Twenty pregnancies occurred in 18/32 (56.3%) couples in the HCG/HMG group, including 19 natural conceptions (two women had two pregnancies) and one conceived by in vitro fertilization (IVF). Sixteen infants, including nine girls and seven boys, were delivered with normal external genitalia. Four pregnancy losses occurred, including two spontaneous miscarriages and two induced abortions. In the GnRH group, five natural conceptions occurred in 14 couples (5/14, 35.7%) attempting pregnancy. Three babies were delivered uneventfully, and two women remain pregnant at the time of this manuscript's submission.
Spermatogenesis in patients with a history of cryptorchidism
The incidence of cryptorchidism was the same between the two groups (20% vs 20%). In the HCG/HMG group, the success rate of spermatogenesis in the subgroup of patients with cryptorchidism (n = 36) was lower than that of the subgroup without cryptorchidism (n = 146) (50% vs 83%, P = 0.032). The cryptorchidism subgroup consistently had a longer median time to first sperm detection in semen (24 vs 15 months, P < 0.001) and a lower median sperm concentration (1.9 [0.5, 8.6] × 106 vs 11.1 [1.0, 25.0] × 106 ml−1 , P = 0.006) during treatment compared to the HCG/HMG sub-group without cryptorchidism. In the GnRH group, the success rates of spermatogenesis in the subgroups with (n = 4) and without (n = 16) cryptorchidism were 25% versus 81%, respectively (P = 0.043).

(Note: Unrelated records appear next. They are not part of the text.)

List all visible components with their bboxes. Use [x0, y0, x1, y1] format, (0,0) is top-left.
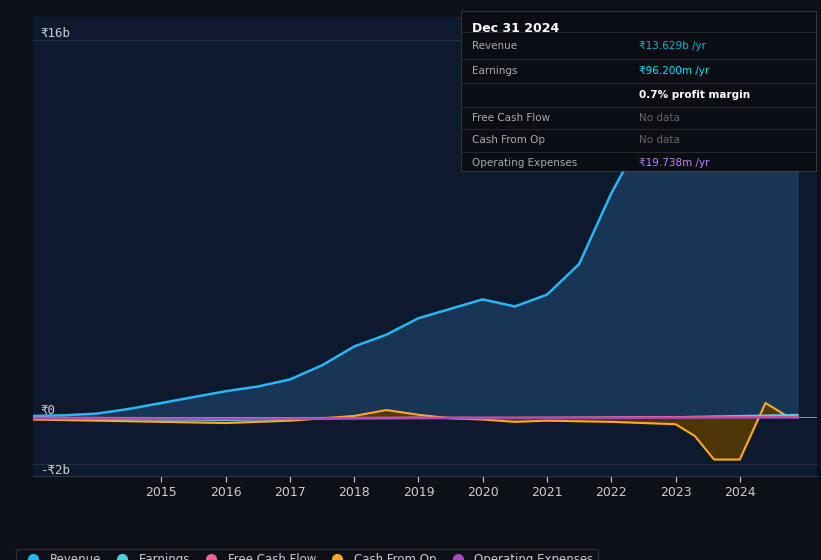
Text: 0.7% profit margin: 0.7% profit margin	[639, 90, 750, 100]
Text: ₹96.200m /yr: ₹96.200m /yr	[639, 66, 709, 76]
Text: Revenue: Revenue	[472, 40, 517, 50]
Text: Free Cash Flow: Free Cash Flow	[472, 113, 550, 123]
Text: ₹0: ₹0	[41, 404, 56, 417]
Text: No data: No data	[639, 113, 680, 123]
Text: ₹13.629b /yr: ₹13.629b /yr	[639, 40, 706, 50]
Text: Earnings: Earnings	[472, 66, 517, 76]
Legend: Revenue, Earnings, Free Cash Flow, Cash From Op, Operating Expenses: Revenue, Earnings, Free Cash Flow, Cash …	[16, 549, 599, 560]
Text: -₹2b: -₹2b	[41, 464, 71, 477]
Text: ₹19.738m /yr: ₹19.738m /yr	[639, 158, 709, 168]
Text: Operating Expenses: Operating Expenses	[472, 158, 577, 168]
Text: ₹16b: ₹16b	[41, 27, 71, 40]
Text: Dec 31 2024: Dec 31 2024	[472, 22, 559, 35]
Text: Cash From Op: Cash From Op	[472, 136, 545, 146]
Text: No data: No data	[639, 136, 680, 146]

Of the 36 patients with CHH in the HCG/HMG group with a history of cryptorchidism, 18 had had unilateral cryptorchidism and 18 had had bilateral cryptorchidism. Orchidopexy was conducted in 23 patients at a mean age of 7.3 ± 4.0 years (range: 1-16 years). After treatment with HCG/HMG, those with a history of cryptorchidism experienced an increase in serum testosterone from 0.8 ± 0.4 nmol l−1 to 14.1 ± 7.2 nmol l−1 (P < 0.001) and in testicular volume from 1.6 ± 1.1 ml to 6.3 ± 4.1 ml (P < 0.001).

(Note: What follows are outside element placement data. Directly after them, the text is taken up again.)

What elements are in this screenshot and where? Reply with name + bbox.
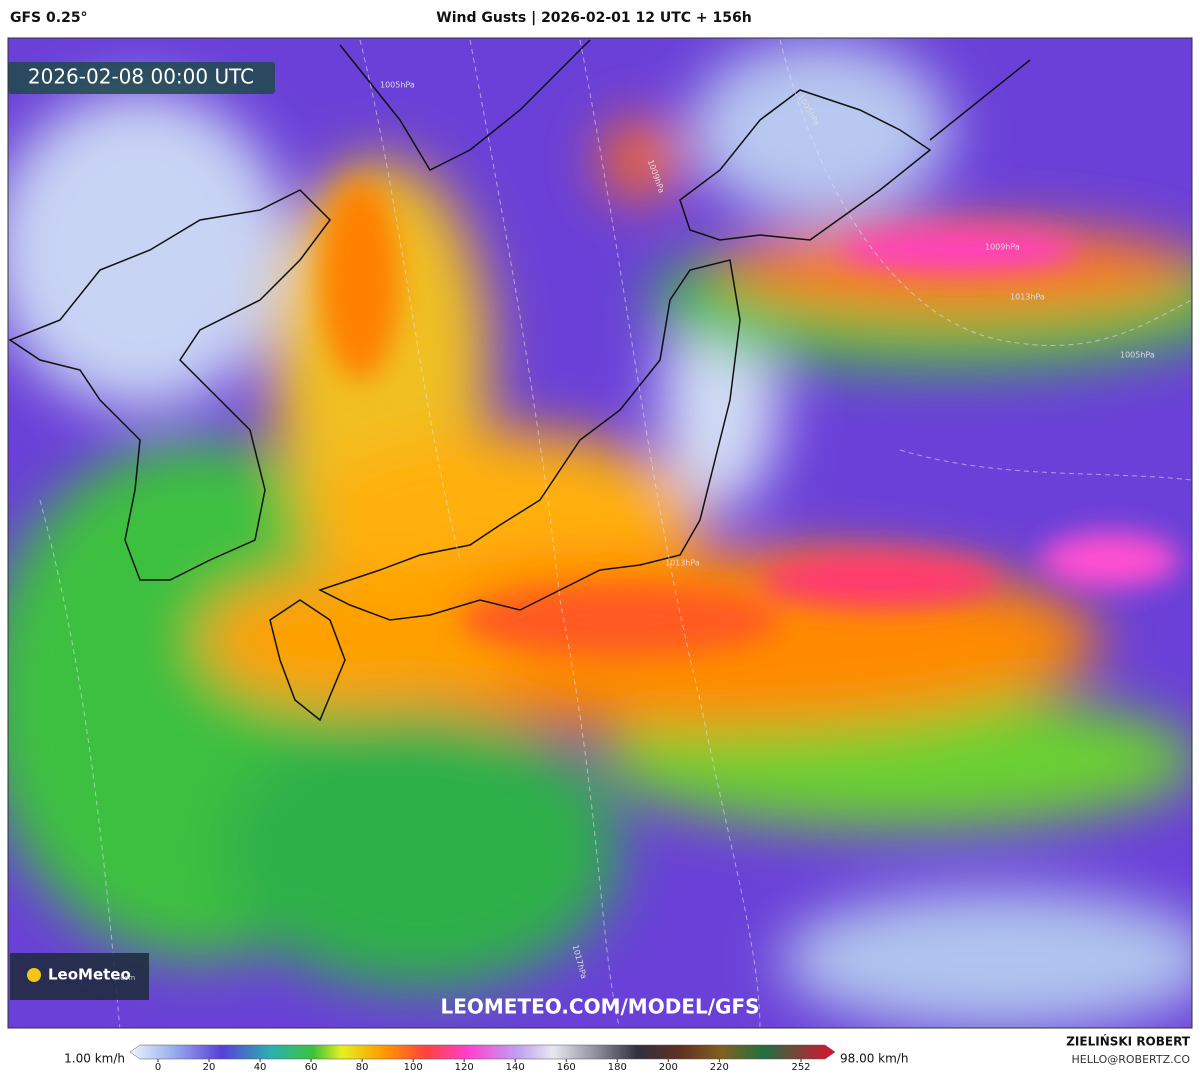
isobar-label: 1013hPa xyxy=(665,559,700,568)
author-name: ZIELIŃSKI ROBERT xyxy=(1066,1034,1191,1049)
colorbar-tick-label: 80 xyxy=(356,1062,369,1073)
colorbar-tick-label: 160 xyxy=(557,1062,576,1073)
colorbar-tick-label: 200 xyxy=(659,1062,678,1073)
isobar-label: 1013hPa xyxy=(1010,293,1045,302)
colorbar-tick-label: 100 xyxy=(404,1062,423,1073)
legend-min: 1.00 km/h xyxy=(64,1052,125,1066)
colorbar-tick-label: 252 xyxy=(791,1062,810,1073)
colorbar-tick-label: 140 xyxy=(506,1062,525,1073)
logo-brand: LeoMeteo xyxy=(48,966,131,984)
colorbar-tick-label: 180 xyxy=(608,1062,627,1073)
colorbar-tick-label: 120 xyxy=(455,1062,474,1073)
timestamp-box xyxy=(8,62,275,94)
isobar-label: 1005hPa xyxy=(1120,351,1155,360)
colorbar-tick-label: 60 xyxy=(305,1062,318,1073)
logo-sun xyxy=(27,968,41,982)
map-frame xyxy=(7,37,1193,1029)
colorbar-tick-label: 220 xyxy=(710,1062,729,1073)
isobar-label: 1005hPa xyxy=(380,81,415,90)
colorbar-tick-label: 40 xyxy=(254,1062,267,1073)
author-email: HELLO@ROBERTZ.CO xyxy=(1072,1053,1191,1066)
coastlines xyxy=(8,39,1031,722)
watermark: LEOMETEO.COM/MODEL/GFS xyxy=(440,995,759,1019)
timestamp: 2026-02-08 00:00 UTC xyxy=(28,65,254,89)
legend-max: 98.00 km/h xyxy=(840,1052,908,1066)
colorbar-bar xyxy=(129,1044,836,1060)
colorbar-tick-label: 0 xyxy=(155,1062,161,1073)
colorbar-tick-label: 20 xyxy=(203,1062,216,1073)
isobar-lines xyxy=(39,39,1192,1028)
map-title: Wind Gusts | 2026-02-01 12 UTC + 156h xyxy=(436,10,751,26)
isobar-label: 1009hPa xyxy=(985,243,1020,252)
logo-suffix: .com xyxy=(118,974,135,982)
wind-field: 1005hPa 1005hPa 1009hPa 1005hPa 1013hPa … xyxy=(8,38,1192,1028)
model-label: GFS 0.25° xyxy=(10,10,88,26)
colorbar: 1.00 km/h 98.00 km/h 0 20 40 60 80 100 120 140 1… xyxy=(64,1044,908,1073)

Eighteen patients with a history of cryptorchidism (18/36, 50%) and received HCG/HMG had successful spermatogenesis; ten of the 18 had had unilateral cryptorchidism while the remaining eight had had bilateral cryptorchidism. Among these 18 individuals, the mean time to achieve first sperm was 19 months.
There were four patients with a history of cryptorchidism in the GnRH group; two had had unilateral and two had had bilateral cryptorchidism. Orchidopexy was conducted in two patients at the ages of 6- and 8-year-old, respectively. By the end of the follow-up, the serum testosterone in these individuals had increased from 0.7 ± 0.7 nmol l−1 to 7.9 ± 5.3 nmol l−1 (P = 0.017) and testicular volume had increased from 2.6 ± 1.9 ml to 6.9 ± 3.4 ml (P = 0.012). Sperm was detected in one patient (unilateral cryptorchidism) after 9 months of treatment.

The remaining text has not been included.